A verdade é que o alcance do
poder dos eurodeputados ainda
não é bem compreendido hoje, 25
anos depois da primeira eleição
direta para o Parlamento Europeu. Com isso, as mesmas pesquisas apontam um provável nível de
comparecimento às urnas que
não chega a 50% do eleitorado.
Essa constatação contrasta com
o fato de os poderes do Legislativo
europeu virem aumentando nos
últimos anos. E, segundo analistas
ouvidos pela Folha, o poder dos
eurodeputados crescerá ainda
mais se a Constituição da União
Européia for adotada pelos 25
países-membros do bloco.
"Os poderes do Parlamento Europeu vêm sendo gradualmente
expandidos desde sua criação.
Até meados da década passada,
todavia, eles ainda não eram tão
significativos. Hoje os eurodeputados já podem vetar o orçamento
da UE, criar comissões de inquérito, destituir a Comissão Européia [o Executivo do bloco], vetar
certos acordos internacionais e
impedir futuras ampliações", explicou Michael Kreile, da Universidade Humboldt (Alemanha).
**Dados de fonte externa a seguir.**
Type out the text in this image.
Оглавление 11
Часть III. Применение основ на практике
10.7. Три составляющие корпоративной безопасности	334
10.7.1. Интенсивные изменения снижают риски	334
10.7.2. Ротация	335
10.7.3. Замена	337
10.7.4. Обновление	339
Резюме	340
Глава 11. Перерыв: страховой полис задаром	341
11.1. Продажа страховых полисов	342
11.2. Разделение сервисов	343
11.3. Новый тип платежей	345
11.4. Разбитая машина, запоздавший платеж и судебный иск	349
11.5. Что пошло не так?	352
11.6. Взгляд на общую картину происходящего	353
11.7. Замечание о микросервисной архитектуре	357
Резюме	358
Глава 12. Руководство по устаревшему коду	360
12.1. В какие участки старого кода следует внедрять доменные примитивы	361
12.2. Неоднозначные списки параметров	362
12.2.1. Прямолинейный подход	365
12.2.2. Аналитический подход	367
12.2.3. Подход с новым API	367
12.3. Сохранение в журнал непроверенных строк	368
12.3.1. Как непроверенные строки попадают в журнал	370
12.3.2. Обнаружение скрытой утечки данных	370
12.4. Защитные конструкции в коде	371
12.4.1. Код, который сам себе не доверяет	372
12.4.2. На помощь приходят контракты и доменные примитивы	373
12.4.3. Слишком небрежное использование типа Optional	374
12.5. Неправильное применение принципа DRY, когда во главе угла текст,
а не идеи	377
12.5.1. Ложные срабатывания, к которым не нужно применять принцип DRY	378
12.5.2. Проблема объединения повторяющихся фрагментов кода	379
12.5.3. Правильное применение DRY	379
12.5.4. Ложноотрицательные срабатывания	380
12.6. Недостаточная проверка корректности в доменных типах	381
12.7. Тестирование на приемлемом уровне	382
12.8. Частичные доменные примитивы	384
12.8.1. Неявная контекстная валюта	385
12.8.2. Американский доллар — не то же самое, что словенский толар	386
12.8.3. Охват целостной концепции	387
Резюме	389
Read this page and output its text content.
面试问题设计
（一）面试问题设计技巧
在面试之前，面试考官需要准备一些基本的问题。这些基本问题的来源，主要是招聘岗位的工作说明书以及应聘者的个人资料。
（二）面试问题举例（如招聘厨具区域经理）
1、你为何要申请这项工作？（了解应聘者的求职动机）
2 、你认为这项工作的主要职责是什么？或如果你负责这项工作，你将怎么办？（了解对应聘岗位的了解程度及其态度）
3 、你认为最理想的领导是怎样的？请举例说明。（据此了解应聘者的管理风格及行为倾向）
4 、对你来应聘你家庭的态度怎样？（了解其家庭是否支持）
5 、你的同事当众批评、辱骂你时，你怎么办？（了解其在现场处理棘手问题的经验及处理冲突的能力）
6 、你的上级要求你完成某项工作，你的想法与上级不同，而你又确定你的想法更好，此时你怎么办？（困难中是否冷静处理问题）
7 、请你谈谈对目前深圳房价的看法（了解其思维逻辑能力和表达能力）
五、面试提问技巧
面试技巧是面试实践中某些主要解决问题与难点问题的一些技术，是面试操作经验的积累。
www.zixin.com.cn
"Ademais, o Parlamento também pode emendar ou vetar leis
nacionais relacionadas à segurança alimentar, ao transporte, ao
ambiente e ao mercado interno,
inclusive à regulação financeira",
acrescentou o analista alemão.
Mesmo assim, como salientou
Anne-Marie Le Gloannec, do
Centro Marc Bloch, um instituto
de pesquisas franco-alemão de
Berlim, a eleição européia não
suscita grande interesse. Com isso, "os partidos extremistas ou
eurocéticos, que têm uma maior
capacidade de mobilização eleitoral, acabam obtendo uma vantagem competitiva". "Isso é perigoso, pois, se a Constituição for adotada, o Parlamento terá amplos
poderes", analisou Le Gloannec.
De fato, a Constituição prevê
que os eurodeputados passem a
ter o poder de emendar leis nacionais ligadas ao direito de asilo, à
imigração, ao controle das fronteiras e à cooperação judicial e policial -temas delicados e que envolvem fortes interesses nacionais. Além disso, o Parlamento
poderá supervisar os gastos com a
agricultura, que constituem quase
a metade do orçamento anual do
bloco -de 100 bilhões.
Partidos tradicionais
O provável fortalecimento dos
"eurocéticos" e dos extremistas
reflete o descrédito que envolve os
blocos partidários tradicionais: o
Grupo do Partido do Povo Europeu e dos Democratas Europeus
(de centro-direita) e o Grupo do
Partido dos Socialistas Europeus
(de centro-esquerda).
Segundo pesquisas, o grupo de
centro-direita deverá ficar com
265 das 732 cadeiras do Parlamento. Já o de centro-esquerda ficará com 206 assentos. Assim, se
ambos não fizerem uma "grande
coalizão" de centro, como era comum até 1999, nenhuma das duas
grandes formações deverá conseguir compor uma maioria estável.
"Uma "grande coalizão" seria
um quadro ruim, já que engessaria o Legislativo europeu. Afinal,
nesse quadro, nenhuma legislação mais ousada deverá ser adotada. Por outro lado, se os "eurocéticos" conseguirem obter as cem cadeiras previstas pelas pesquisas
recentes, quase dobrando sua representação no Parlamento, haverá uma bagunça, pois eles estarão em condições de, aliados a diferentes grupos, bloquear a aprovação de projetos de lei claramente integradores", explicou Kreile.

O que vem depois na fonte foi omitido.